Same morning, I read something about David McCullough Jr.’s book, You Are Not Special: and other encouragements (he was the guy who gave that you-are-not-special graduation speech in 2012). I doubt the book has any great, new insight since we’ve been hearing about this argument for years, but I found myself thinking, yeah, now we’re talking. Like I do every time I hear that kind of idea.

We read one parenting discussion and think, yeah that sounds about right. Or we read something else and think, OH THE HUMANITY (looking at you, lotus birth). We do this all the time because people never tire of talking about parenting (hello, me, I see you there) and there are more articles and stories and discussions like this than anyone can handle.

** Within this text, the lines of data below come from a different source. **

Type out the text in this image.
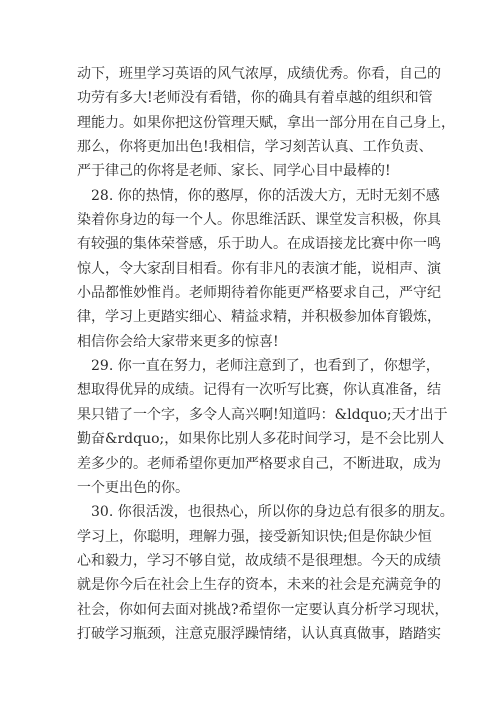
动下，班里学习英语的风气浓厚，成绩优秀。你看，自己的
功劳有多大!老师没有看错，你的确具有着卓越的组织和管
理能力。如果你把这份管理天赋，拿出一部分用在自己身上，
那么，你将更加出色!我相信，学习刻苦认真、工作负责、
严于律己的你将是老师、家长、同学心目中最棒的!
28. 你的热情，你的憨厚，你的活泼大方，无时无刻不感
染着你身边的每一个人。你思维活跃、课堂发言积极，你具
有较强的集体荣誉感，乐于助人。在成语接龙比赛中你一鸣
惊人，令大家刮目相看。你有非凡的表演才能，说相声、演
小品都惟妙惟肖。老师期待着你能更严格要求自己，严守纪
律，学习上更踏实细心、精益求精，并积极参加体育锻炼，
相信你会给大家带来更多的惊喜!
29. 你一直在努力，老师注意到了，也看到了，你想学，
想取得优异的成绩。记得有一次听写比赛，你认真准备，结
果只错了一个字，多令人高兴啊!知道吗：&ldquo;天才出于
勤奋&rdquo;，如果你比别人多花时间学习，是不会比别人
差多少的。老师希望你更加严格要求自己，不断进取，成为
一个更出色的你。
30. 你很活泼，也很热心，所以你的身边总有很多的朋友。
学习上，你聪明，理解力强，接受新知识快;但是你缺少恒
心和毅力，学习不够自觉，故成绩不是很理想。今天的成绩
就是你今后在社会上生存的资本，未来的社会是充满竞争的
社会，你如何去面对挑战?希望你一定要认真分析学习现状，
打破学习瓶颈，注意克服浮躁情绪，认认真真做事，踏踏实
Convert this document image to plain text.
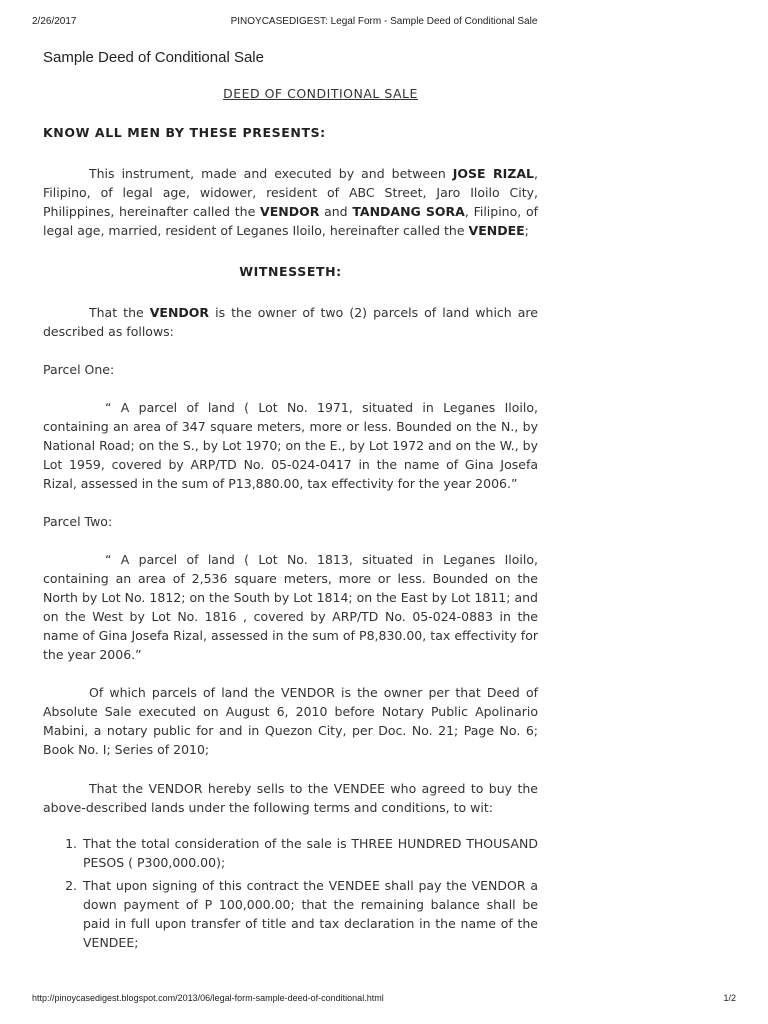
2/26/2017	PINOYCASEDIGEST: Legal Form - Sample Deed of Conditional Sale
Sample Deed of Conditional Sale

DEED OF CONDITIONAL SALE

KNOW ALL MEN BY THESE PRESENTS:

This instrument, made and executed by and between JOSE RIZAL, Filipino, of legal age, widower, resident of ABC Street, Jaro Iloilo City, Philippines, hereinafter called the VENDOR and TANDANG SORA, Filipino, of legal age, married, resident of Leganes Iloilo, hereinafter called the VENDEE;

WITNESSETH:

That the VENDOR is the owner of two (2) parcels of land which are described as follows:

Parcel One:

“ A parcel of land ( Lot No. 1971, situated in Leganes Iloilo, containing an area of 347 square meters, more or less. Bounded on the N., by National Road; on the S., by Lot 1970; on the E., by Lot 1972 and on the W., by Lot 1959, covered by ARP/TD No. 05-024-0417 in the name of Gina Josefa Rizal, assessed in the sum of P13,880.00, tax effectivity for the year 2006.”

Parcel Two:

“ A parcel of land ( Lot No. 1813, situated in Leganes Iloilo, containing an area of 2,536 square meters, more or less. Bounded on the North by Lot No. 1812; on the South by Lot 1814; on the East by Lot 1811; and on the West by Lot No. 1816 , covered by ARP/TD No. 05-024-0883 in the name of Gina Josefa Rizal, assessed in the sum of P8,830.00, tax effectivity for the year 2006.”

Of which parcels of land the VENDOR is the owner per that Deed of Absolute Sale executed on August 6, 2010 before Notary Public Apolinario Mabini, a notary public for and in Quezon City, per Doc. No. 21; Page No. 6; Book No. I; Series of 2010;

That the VENDOR hereby sells to the VENDEE who agreed to buy the above-described lands under the following terms and conditions, to wit:

1. That the total consideration of the sale is THREE HUNDRED THOUSAND PESOS ( P300,000.00);
2. That upon signing of this contract the VENDEE shall pay the VENDOR a down payment of P 100,000.00; that the remaining balance shall be paid in full upon transfer of title and tax declaration in the name of the VENDEE;
http://pinoycasedigest.blogspot.com/2013/06/legal-form-sample-deed-of-conditional.html	1/2
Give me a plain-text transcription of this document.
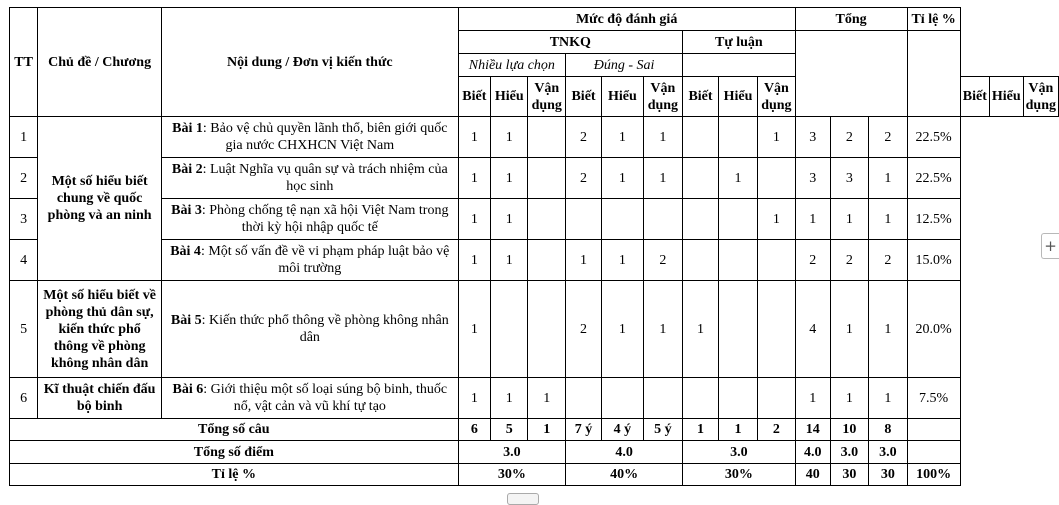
TT	Chủ đề / Chương	Nội dung / Đơn vị kiến thức	Mức độ đánh giá									Tổng			Tỉ lệ %			
			TNKQ						Tự luận									
			Nhiều lựa chọn			Đúng - Sai												
			Biết	Hiểu	Vận dụng	Biết	Hiểu	Vận dụng	Biết	Hiểu	Vận dụng					Biết	Hiểu	Vận dụng
1	Một số hiểu biết chung về quốc phòng và an ninh	Bài 1: Bảo vệ chủ quyền lãnh thổ, biên giới quốc gia nước CHXHCN Việt Nam	1	1		2	1	1			1	3	2	2	22.5%			
2		Bài 2: Luật Nghĩa vụ quân sự và trách nhiệm của học sinh	1	1		2	1	1		1		3	3	1	22.5%			
3		Bài 3: Phòng chống tệ nạn xã hội Việt Nam trong thời kỳ hội nhập quốc tế	1	1							1	1	1	1	12.5%			
4		Bài 4: Một số vấn đề về vi phạm pháp luật bảo vệ môi trường	1	1		1	1	2				2	2	2	15.0%			
5	Một số hiểu biết về phòng thủ dân sự, kiến thức phổ thông về phòng không nhân dân	Bài 5: Kiến thức phổ thông về phòng không nhân dân	1			2	1	1	1			4	1	1	20.0%			
6	Kĩ thuật chiến đấu bộ binh	Bài 6: Giới thiệu một số loại súng bộ binh, thuốc nổ, vật cản và vũ khí tự tạo	1	1	1							1	1	1	7.5%			
Tổng số câu			6	5	1	7 ý	4 ý	5 ý	1	1	2	14	10	8				
Tổng số điểm			3.0			4.0			3.0			4.0	3.0	3.0				
Tỉ lệ %			30%			40%			30%			40	30	30	100%			
+
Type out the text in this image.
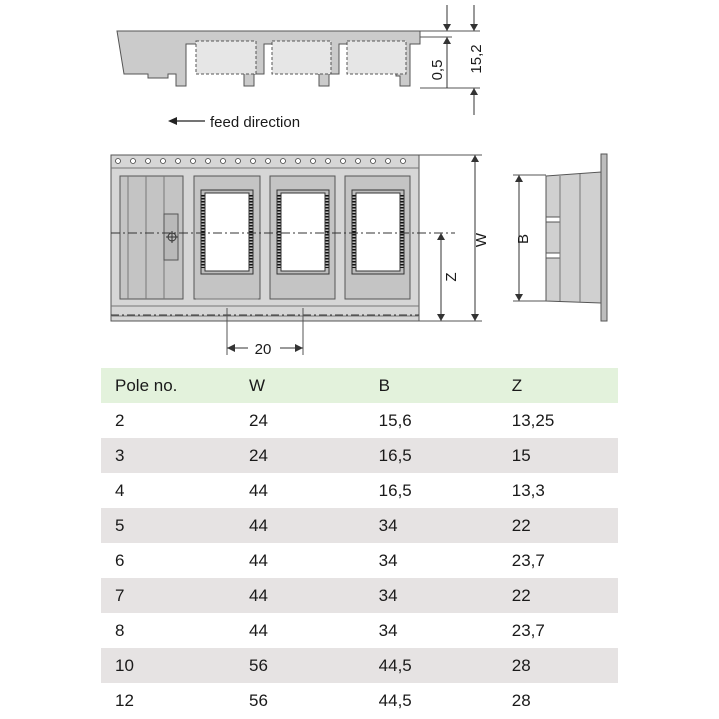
0,5 15,2
feed direction
W
Z
20
B
Pole no.	W	B	Z
2	24	15,6	13,25
3	24	16,5	15
4	44	16,5	13,3
5	44	34	22
6	44	34	23,7
7	44	34	22
8	44	34	23,7
10	56	44,5	28
12	56	44,5	28
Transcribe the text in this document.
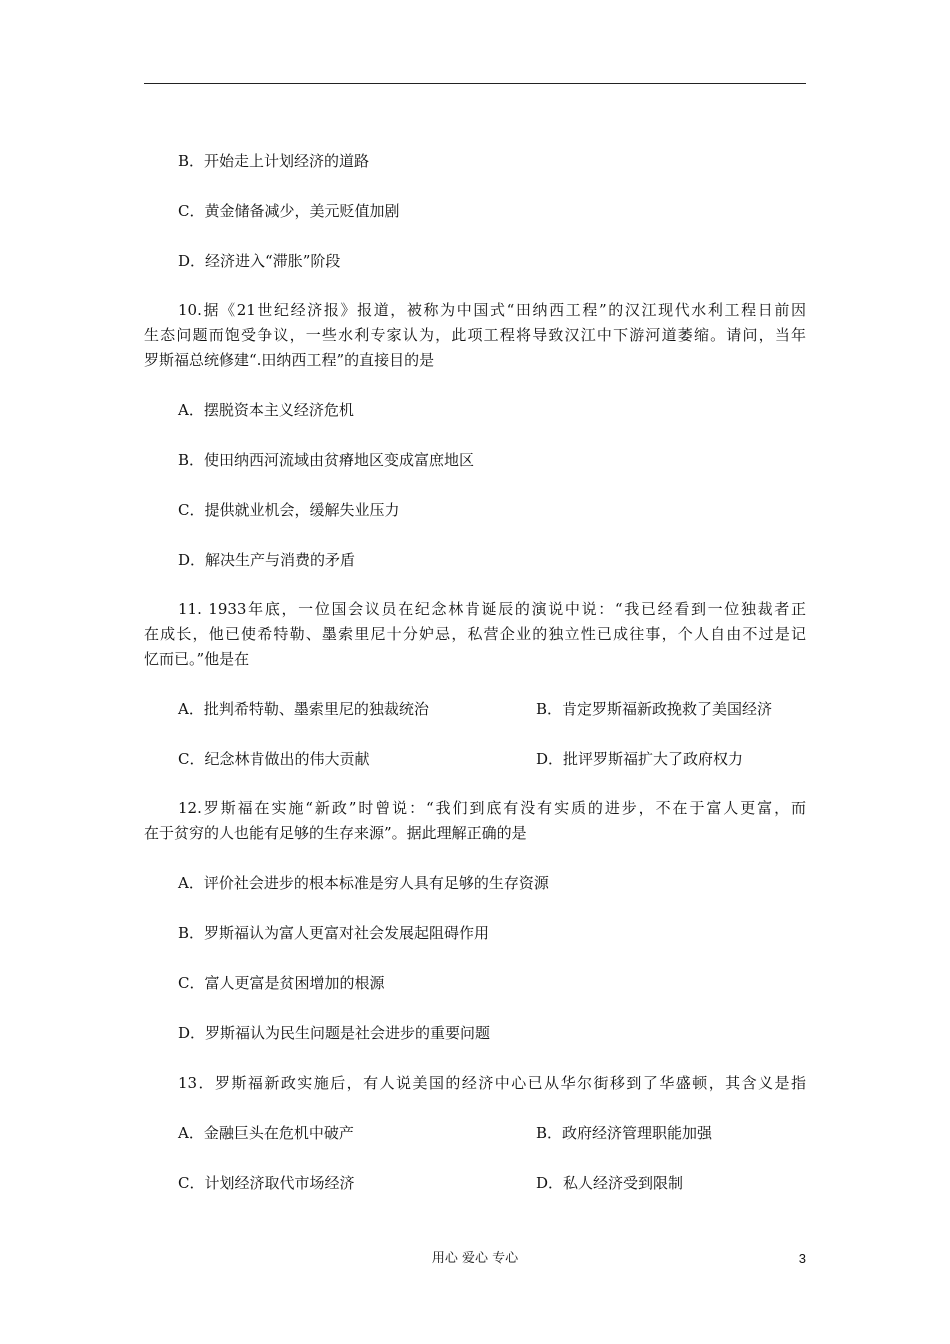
B．开始走上计划经济的道路
C．黄金储备减少，美元贬值加剧
D．经济进入“滞胀”阶段
10.据《21世纪经济报》报道，被称为中国式“田纳西工程”的汉江现代水利工程日前因
生态问题而饱受争议，一些水利专家认为，此项工程将导致汉江中下游河道萎缩。请问，当年
罗斯福总统修建“.田纳西工程”的直接目的是
A．摆脱资本主义经济危机
B．使田纳西河流域由贫瘠地区变成富庶地区
C．提供就业机会，缓解失业压力
D．解决生产与消费的矛盾
11. 1933年底，一位国会议员在纪念林肯诞辰的演说中说：“我已经看到一位独裁者正
在成长，他已使希特勒、墨索里尼十分妒忌，私营企业的独立性已成往事，个人自由不过是记
忆而已。”他是在
A．批判希特勒、墨索里尼的独裁统治	B．肯定罗斯福新政挽救了美国经济
C．纪念林肯做出的伟大贡献	D．批评罗斯福扩大了政府权力
12.罗斯福在实施“新政”时曾说：“我们到底有没有实质的进步，不在于富人更富，而
在于贫穷的人也能有足够的生存来源”。据此理解正确的是
A．评价社会进步的根本标准是穷人具有足够的生存资源
B．罗斯福认为富人更富对社会发展起阻碍作用
C．富人更富是贫困增加的根源
D．罗斯福认为民生问题是社会进步的重要问题
13．罗斯福新政实施后，有人说美国的经济中心已从华尔街移到了华盛顿，其含义是指
A．金融巨头在危机中破产	B．政府经济管理职能加强
C．计划经济取代市场经济	D．私人经济受到限制
用心 爱心 专心	3
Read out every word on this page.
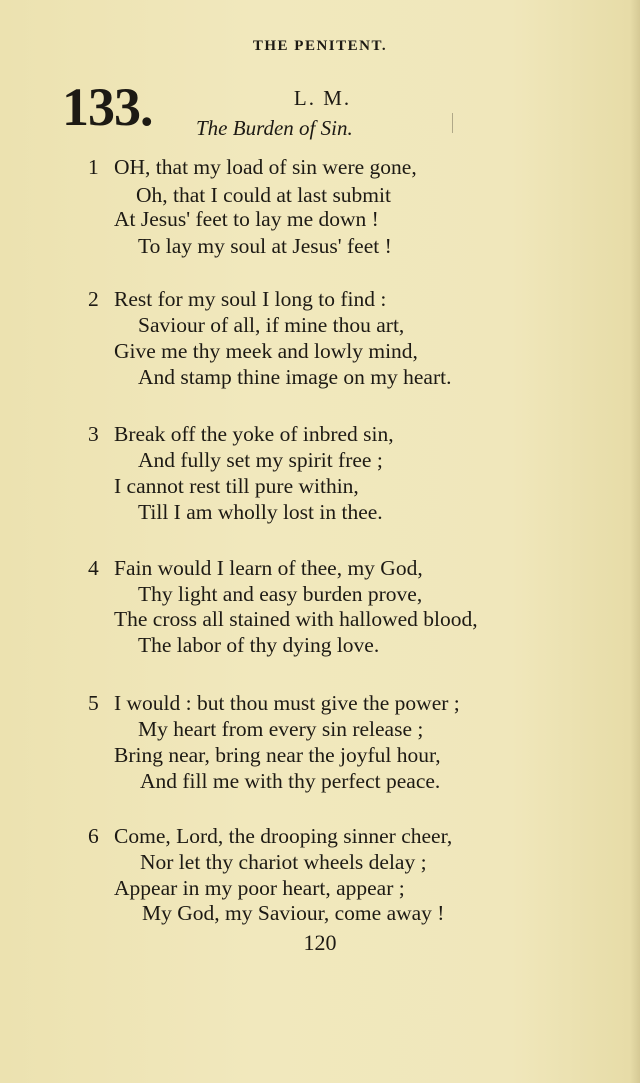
THE PENITENT.
133.	L. M.
The Burden of Sin.
1 OH, that my load of sin were gone,
Oh, that I could at last submit
At Jesus' feet to lay me down !
To lay my soul at Jesus' feet !
2 Rest for my soul I long to find :
Saviour of all, if mine thou art,
Give me thy meek and lowly mind,
And stamp thine image on my heart.
3 Break off the yoke of inbred sin,
And fully set my spirit free ;
I cannot rest till pure within,
Till I am wholly lost in thee.
4 Fain would I learn of thee, my God,
Thy light and easy burden prove,
The cross all stained with hallowed blood,
The labor of thy dying love.
5 I would : but thou must give the power ;
My heart from every sin release ;
Bring near, bring near the joyful hour,
And fill me with thy perfect peace.
6 Come, Lord, the drooping sinner cheer,
Nor let thy chariot wheels delay ;
Appear in my poor heart, appear ;
My God, my Saviour, come away !
120
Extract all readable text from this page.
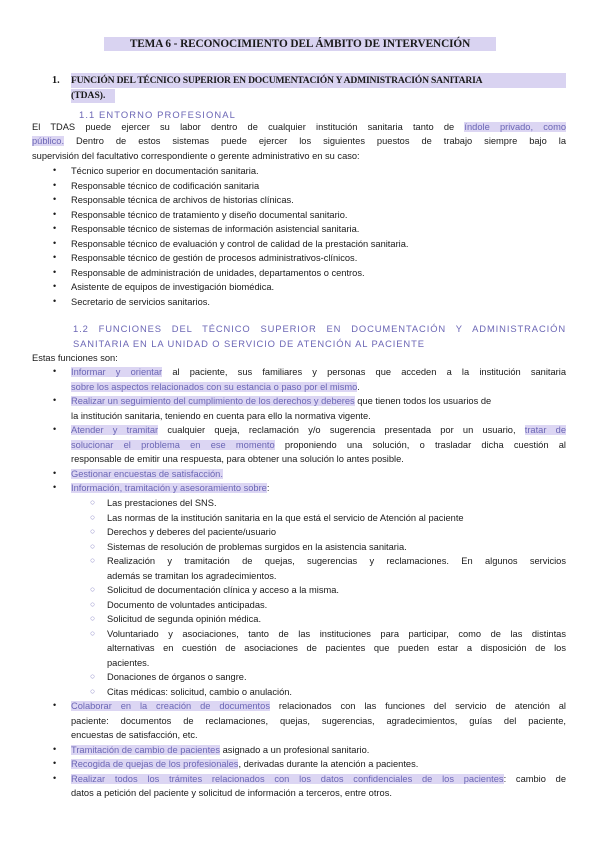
TEMA 6 - RECONOCIMIENTO DEL ÁMBITO DE INTERVENCIÓN
1. FUNCIÓN DEL TÉCNICO SUPERIOR EN DOCUMENTACIÓN Y ADMINISTRACIÓN SANITARIA
(TDAS).
1.1 ENTORNO PROFESIONAL
El TDAS puede ejercer su labor dentro de cualquier institución sanitaria tanto de índole privado, como
público. Dentro de estos sistemas puede ejercer los siguientes puestos de trabajo siempre bajo la
supervisión del facultativo correspondiente o gerente administrativo en su caso:
• Técnico superior en documentación sanitaria.
• Responsable técnico de codificación sanitaria
• Responsable técnica de archivos de historias clínicas.
• Responsable técnico de tratamiento y diseño documental sanitario.
• Responsable técnico de sistemas de información asistencial sanitaria.
• Responsable técnico de evaluación y control de calidad de la prestación sanitaria.
• Responsable técnico de gestión de procesos administrativos-clínicos.
• Responsable de administración de unidades, departamentos o centros.
• Asistente de equipos de investigación biomédica.
• Secretario de servicios sanitarios.
1.2 FUNCIONES DEL TÉCNICO SUPERIOR EN DOCUMENTACIÓN Y ADMINISTRACIÓN
SANITARIA EN LA UNIDAD O SERVICIO DE ATENCIÓN AL PACIENTE
Estas funciones son:
• Informar y orientar al paciente, sus familiares y personas que acceden a la institución sanitaria
sobre los aspectos relacionados con su estancia o paso por el mismo.
• Realizar un seguimiento del cumplimiento de los derechos y deberes que tienen todos los usuarios de
la institución sanitaria, teniendo en cuenta para ello la normativa vigente.
• Atender y tramitar cualquier queja, reclamación y/o sugerencia presentada por un usuario, tratar de
solucionar el problema en ese momento proponiendo una solución, o trasladar dicha cuestión al
responsable de emitir una respuesta, para obtener una solución lo antes posible.
• Gestionar encuestas de satisfacción.
• Información, tramitación y asesoramiento sobre:
○ Las prestaciones del SNS.
○ Las normas de la institución sanitaria en la que está el servicio de Atención al paciente
○ Derechos y deberes del paciente/usuario
○ Sistemas de resolución de problemas surgidos en la asistencia sanitaria.
○ Realización y tramitación de quejas, sugerencias y reclamaciones. En algunos servicios
además se tramitan los agradecimientos.
○ Solicitud de documentación clínica y acceso a la misma.
○ Documento de voluntades anticipadas.
○ Solicitud de segunda opinión médica.
○ Voluntariado y asociaciones, tanto de las instituciones para participar, como de las distintas
alternativas en cuestión de asociaciones de pacientes que pueden estar a disposición de los
pacientes.
○ Donaciones de órganos o sangre.
○ Citas médicas: solicitud, cambio o anulación.
• Colaborar en la creación de documentos relacionados con las funciones del servicio de atención al
paciente: documentos de reclamaciones, quejas, sugerencias, agradecimientos, guías del paciente,
encuestas de satisfacción, etc.
• Tramitación de cambio de pacientes asignado a un profesional sanitario.
• Recogida de quejas de los profesionales, derivadas durante la atención a pacientes.
• Realizar todos los trámites relacionados con los datos confidenciales de los pacientes: cambio de
datos a petición del paciente y solicitud de información a terceros, entre otros.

Thing is, I’m pretty sure that my chosen philosophies and beliefs about childhood development are guided by whatever innate parenting instincts I’m bringing to the table, which originate in what I have internalized from my own childhood. Which is a really intellectualized way of saying I’m just doing what I know. And I think we’re all kind of doing this. The upset lady dealing with a birthday cut-off is doing this in a rather obvious way. Alfie Kohn (I’m so sorry, Alfie! I’m sure you’re a great dood.) and Angela Duckworth are doing this on a doctorate level. But we all start with something and there are infinite ways to form or guide our innate beliefs into something rational, and most of the time, even supported by professionals.

And I think this is totally ok.

(Mostly because I’m not sure these details matter that much once you’re that high up in the hierarchy of needs, but that is another issue.)

Sometimes I just need to remind myself to be self-aware.